The master bedroom lay on the west side of the house, with a view toward Silverlake, Los Feliz, the Observatory, the Hollywood sign. The bed was up on a short pedestal, his closet just off to the right, the master bath to the south. He slipped out of his clothes and into bed. She was warm and smooth next to him.
“Why?” he asked, reaching for her.
“Why not?” she said, reaching for him.
DAY THREE
When men are inhuman, take care not to feel towards them as they do towards other humans.

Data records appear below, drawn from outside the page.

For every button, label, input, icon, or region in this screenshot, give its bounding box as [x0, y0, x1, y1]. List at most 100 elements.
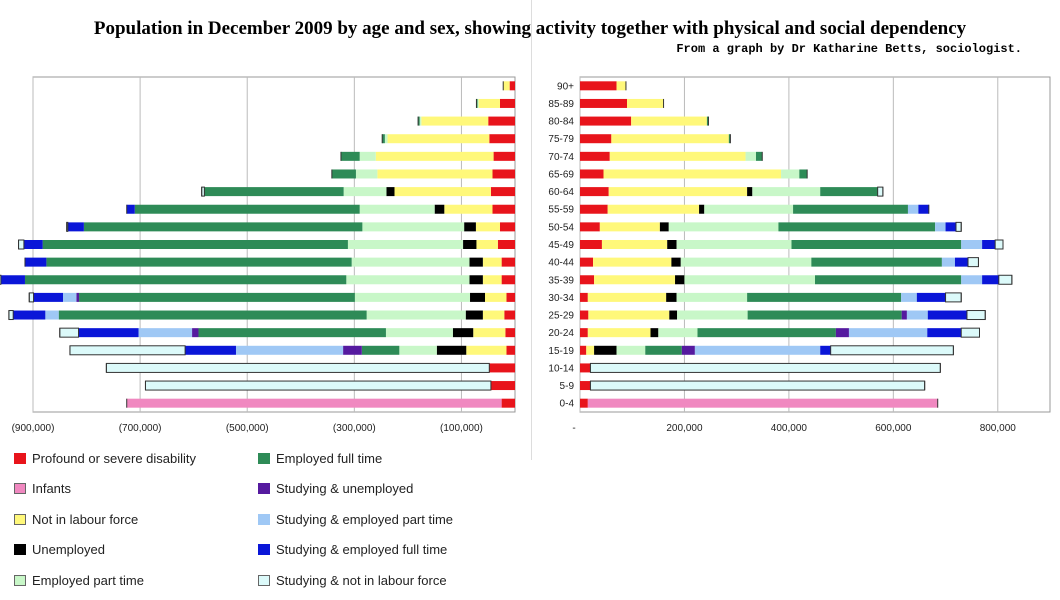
- left-bar-studying-and-not-in-labour-force: [144, 380, 492, 391]
- legend-item-studying-and-employed-full-time: Studying & employed full time: [258, 542, 447, 558]
- left-bar-profound-or-severe-disability: [492, 204, 515, 214]
- left-bar-studying-and-employed-full-time: [33, 292, 63, 302]
- age-group-label: 10-14: [548, 363, 574, 374]
- right-bar-not-in-labour-force: [607, 204, 700, 214]
- right-bar-employed-full-time: [747, 292, 902, 302]
- left-x-tick-label: (500,000): [226, 423, 269, 434]
- right-bar-studying-and-employed-full-time: [820, 345, 831, 355]
- left-bar-studying-and-not-in-labour-force: [0, 274, 2, 285]
- left-bar-not-in-labour-force: [377, 169, 493, 179]
- left-bar-employed-full-time: [476, 98, 478, 108]
- left-bar-not-in-labour-force: [375, 151, 494, 161]
- age-group-label: 5-9: [560, 381, 575, 392]
- right-bar-unemployed: [666, 292, 677, 302]
- age-group-label: 75-79: [548, 134, 574, 145]
- legend-label: Studying & unemployed: [276, 481, 414, 496]
- left-x-tick-label: (900,000): [12, 423, 55, 434]
- left-bar-studying-and-employed-full-time: [78, 328, 139, 338]
- age-group-label: 35-39: [548, 275, 574, 286]
- right-bar-employed-full-time: [793, 204, 908, 214]
- left-bar-employed-full-time: [79, 292, 355, 302]
- right-bar-unemployed: [671, 257, 681, 267]
- right-bar-employed-full-time: [728, 134, 731, 144]
- left-bar-employed-full-time: [46, 257, 352, 267]
- right-x-tick-label: 200,000: [666, 423, 703, 434]
- age-group-label: 70-74: [548, 152, 574, 163]
- age-group-label: 20-24: [548, 328, 574, 339]
- right-bar-employed-full-time: [747, 310, 902, 320]
- left-bar-employed-full-time: [58, 310, 367, 320]
- right-bar-not-in-labour-force: [588, 310, 670, 320]
- right-bar-employed-part-time: [745, 151, 756, 161]
- age-group-label: 0-4: [560, 399, 575, 410]
- left-bar-profound-or-severe-disability: [492, 169, 515, 179]
- left-bar-employed-part-time: [343, 187, 387, 197]
- legend-item-employed-part-time: Employed part time: [14, 572, 144, 588]
- legend-item-studying-and-not-in-labour-force: Studying & not in labour force: [258, 572, 447, 588]
- left-x-tick-label: (300,000): [333, 423, 376, 434]
- left-bar-profound-or-severe-disability: [506, 292, 515, 302]
- left-bar-not-in-labour-force: [476, 240, 498, 249]
- left-bar-employed-part-time: [354, 292, 471, 302]
- right-bar-unemployed: [747, 187, 753, 197]
- right-bar-employed-part-time: [676, 240, 792, 249]
- legend-swatch: [14, 513, 26, 525]
- left-bar-profound-or-severe-disability: [500, 222, 515, 232]
- age-group-label: 90+: [557, 81, 574, 92]
- left-bar-employed-full-time: [331, 169, 356, 179]
- age-group-label: 50-54: [548, 222, 574, 233]
- left-bar-unemployed: [434, 204, 445, 214]
- right-bar-profound-or-severe-disability: [580, 240, 602, 249]
- right-bar-not-in-labour-force: [611, 134, 729, 144]
- left-bar-studying-and-unemployed: [343, 345, 362, 355]
- left-bar-employed-part-time: [346, 275, 470, 285]
- legend-item-studying-and-unemployed: Studying & unemployed: [258, 481, 413, 497]
- left-bar-studying-and-employed-part-time: [45, 310, 59, 320]
- left-bar-profound-or-severe-disability: [501, 275, 515, 285]
- right-bar-infants: [587, 398, 938, 408]
- left-bar-studying-and-unemployed: [76, 292, 80, 302]
- left-bar-employed-full-time: [134, 204, 360, 214]
- right-bar-not-in-labour-force: [616, 81, 626, 91]
- left-bar-profound-or-severe-disability: [500, 98, 515, 108]
- right-bar-not-in-labour-force: [627, 98, 664, 108]
- right-bar-employed-part-time: [676, 292, 748, 302]
- right-bar-not-in-labour-force: [586, 345, 595, 355]
- left-bar-unemployed: [463, 240, 477, 249]
- left-bar-not-in-labour-force: [503, 81, 510, 91]
- right-bar-unemployed: [675, 275, 685, 285]
- right-bar-studying-and-employed-part-time: [961, 275, 983, 285]
- left-bar-employed-full-time: [42, 240, 348, 249]
- left-bar-employed-part-time: [359, 204, 435, 214]
- right-bar-studying-and-not-in-labour-force: [994, 239, 1004, 250]
- left-bar-profound-or-severe-disability: [497, 240, 515, 249]
- left-bar-not-in-labour-force: [485, 292, 507, 302]
- right-bar-employed-full-time: [755, 151, 763, 161]
- right-bar-studying-and-employed-part-time: [907, 204, 919, 214]
- left-bar-studying-and-employed-part-time: [235, 345, 344, 355]
- right-bar-profound-or-severe-disability: [580, 116, 632, 126]
- right-bar-studying-and-employed-full-time: [927, 310, 967, 320]
- right-bar-employed-full-time: [706, 116, 709, 126]
- right-bar-employed-full-time: [778, 222, 936, 232]
- left-bar-employed-part-time: [399, 345, 437, 355]
- left-bar-employed-full-time: [204, 187, 344, 197]
- right-bar-employed-full-time: [799, 169, 808, 179]
- right-bar-not-in-labour-force: [587, 292, 667, 302]
- left-bar-employed-full-time: [382, 134, 385, 144]
- left-bar-employed-full-time: [361, 345, 400, 355]
- left-bar-studying-and-employed-part-time: [62, 292, 77, 302]
- right-bar-not-in-labour-force: [608, 187, 748, 197]
- right-bar-profound-or-severe-disability: [580, 222, 600, 232]
- left-bar-profound-or-severe-disability: [501, 398, 515, 408]
- right-bar-not-in-labour-force: [603, 169, 782, 179]
- age-group-label: 60-64: [548, 187, 574, 198]
- right-bar-not-in-labour-force: [587, 328, 651, 338]
- legend-swatch: [258, 513, 270, 525]
- right-bar-employed-part-time: [704, 204, 794, 214]
- left-bar-employed-full-time: [24, 275, 347, 285]
- left-bar-studying-and-not-in-labour-force: [8, 310, 14, 321]
- right-bar-not-in-labour-force: [601, 240, 668, 249]
- left-bar-unemployed: [436, 345, 467, 355]
- right-bar-studying-and-employed-part-time: [901, 292, 917, 302]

— MARCUS AURELIUS, Meditations, Book VII
Chapter Forty
CAMDEN TOWN, LONDON
Charles Augustus Milverton checked his chronometer. He loved modern technology. He didn’t believe in God, but if he were to believe in any kind of a god, he would imagine one that was half — or perhaps entirely — electronic. A kind of virtual Shiva, warlike and bloodthirsty and able to strike down his enemies from any distance. That was what really put fear into people: not the act of violence that they could see, but the act of violence whose arrival they dreaded and which, when it came, even when it was expected, came ex machina, like something out of a Handel opera — God from the skies, except this god was all Zeus and thunderbolts, not Danae’s rain of gold.
The rain of gold was his department. His specialty. His reward.
He punched up his computers, waking them from hibernation. While he was gone, they had been churning the data he had sent back from Edwardsville, especially what had happened at the end. Thank God for the Wiki-share, the DARPAs, the SETIs. Unused computing power no longer had to go unused. We were all linked now, even if we didn’t know it.